Nearly forty years after the Reserve Officers’ Training Corps (ROTC) left the Stanford campus at the height of the anti-war movement, the presidential election has brought the debate over ROTC programs and on-campus military recruiting back into the national spotlight.

All three major presidential candidates have expressed their support for the Solomon Amendment, which allows the government to withhold funding from universities that do not allow military recruiters or ROTC programs on campus. At the Democratic Debate in Las Vegas on Jan. 15, presidential candidates Barack Obama (D-Ill.) and Hillary Clinton (D-N.Y.) both said that they would enforce the Solomon Amendment if elected.

“One of the striking things, as you travel around the country, you go into rural communities and see how disproportionately they are carrying the load in this war in Iraq, as well as Afghanistan,” said Obama at the debate. “And it is not fair.”

In 2003, Stanford Law School joined a suit challenging the constitutionality of the Solomon Amendment. The plaintiffs in the case argued that colleges should not be required to assist military recruiters because the military’s “don’t ask, don’t tell” policy, which prohibits gays from serving openly, is discriminatory.

“Our objection was not to military recruitment on campus, only to the military discrimination policy,” said Stanford Law Prof. George Fisher.

The Supreme Court ruled unanimously in favor of the government, thereby making the military the only employer that does not have to pass Stanford’s anti-discrimination policy to recruit on campus.

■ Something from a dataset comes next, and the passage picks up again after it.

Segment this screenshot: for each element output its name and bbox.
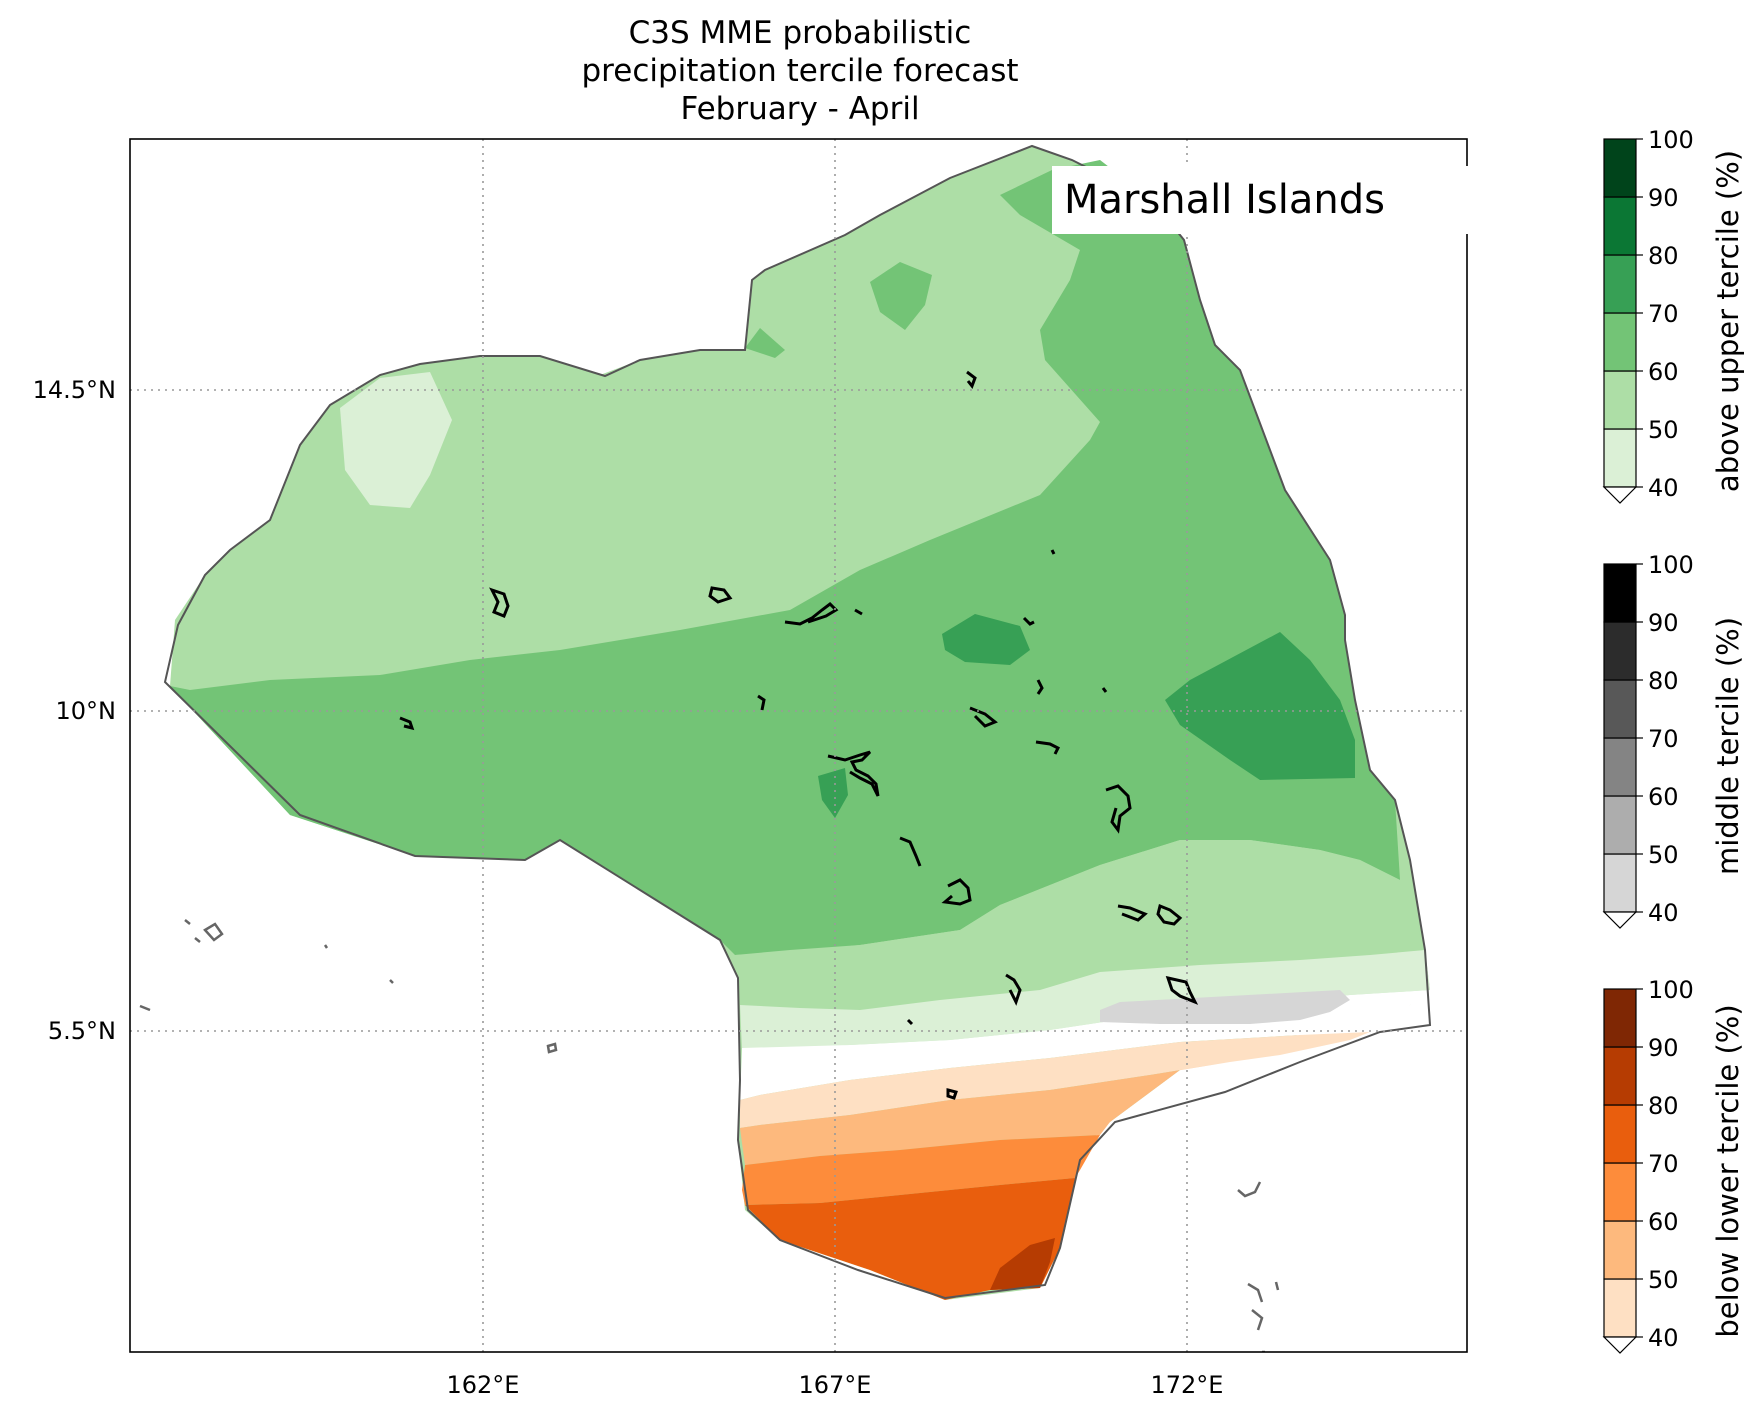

Republican presidential nominee John McCain (R-Ariz.) has spoken adamantly in support of the Solomon Amendment and the presence of ROTC units on college campuses. When Columbia University hosted Iranian President Mahmoud Ahmadinejad in September 2007, McCain criticized the school for inviting a suspected terrorist but preventing ROTC to return to campus.

“It is unconscionable that Columbia, Harvard and other great American universities remain closed to ROTC, whose graduates represent the bulk of the officers commissioned into our Armed Forces each year,” said McCain, a veteran of the Vietnam War, in a speech at the Hudson Institute on Sept. 27, 2007.

In addition to Columbia and Harvard, neither Yale nor Stanford offer on-campus ROTC programs. Since the Stanford faculty senate stripped the ROTC program of its University affiliations in 1969, Stanford’s ROTC students have had no choice but to commute to nearby universities to fulfill their ROTC obligations. They drive to UC-Berkeley, San Jose State or Santa Clara University to participate in the Navy, Air Force or Army programs, respectively.

Jeff Wachtel, senior assistant to President John Hennessy, said that there is currently no plan to bring ROTC back to campus. Any effort to convince the military to bring the program back to Stanford would first need to gain faculty support and then show enough student interest, he said.

“It has to start will the faculty,” Wachtel said. “New programs do not move forward without the support of the faculty.”

History Prof. Barton Bernstein testified against the ROTC before the faculty senate in 1969. He opposed the program on the grounds that it did not meet the University’s academic standards and its purpose was to “train for the military in an unjust and brutal war.”

Greg Boden ‘09, a naval cadet who trains at UC-Berkeley, believes that it is unfair to deny academic credit to ROTC students for the military courses they take. The nine-quarter units he earns each year through the ROTC program would earn him a minor in Naval Studies if he attended UC-Berkeley. He said that the naval courses may not be especially difficult, but they prepare him to be a future naval officer.

“I would challenge students here to take navigation and see how they do,” said Boden. “My navigation class is harder than an IHUM course.”

History Prof. David Kennedy, who supports the return of ROTC to Stanford, believes that Stanford and other elite universities that do not offer on-campus ROTC programs are missing out on a valuable source of leadership.

“The universities that consider themselves the primary incubators of leadership have cut themselves off from a valuable resource,” said Kennedy.

Some Stanford ROTC students are nonetheless skeptical about the viability of a Stanford unit. Ally Ha ‘09, an Army cadet who trains at Santa Clara University, believes that the Stanford ROTC program has not returned because there is not a lot of interest in it.

“Having an ROTC program on campus would take a lot of energy,” she said. “And I’m not sure whether there would be enough interest to keep the program going.”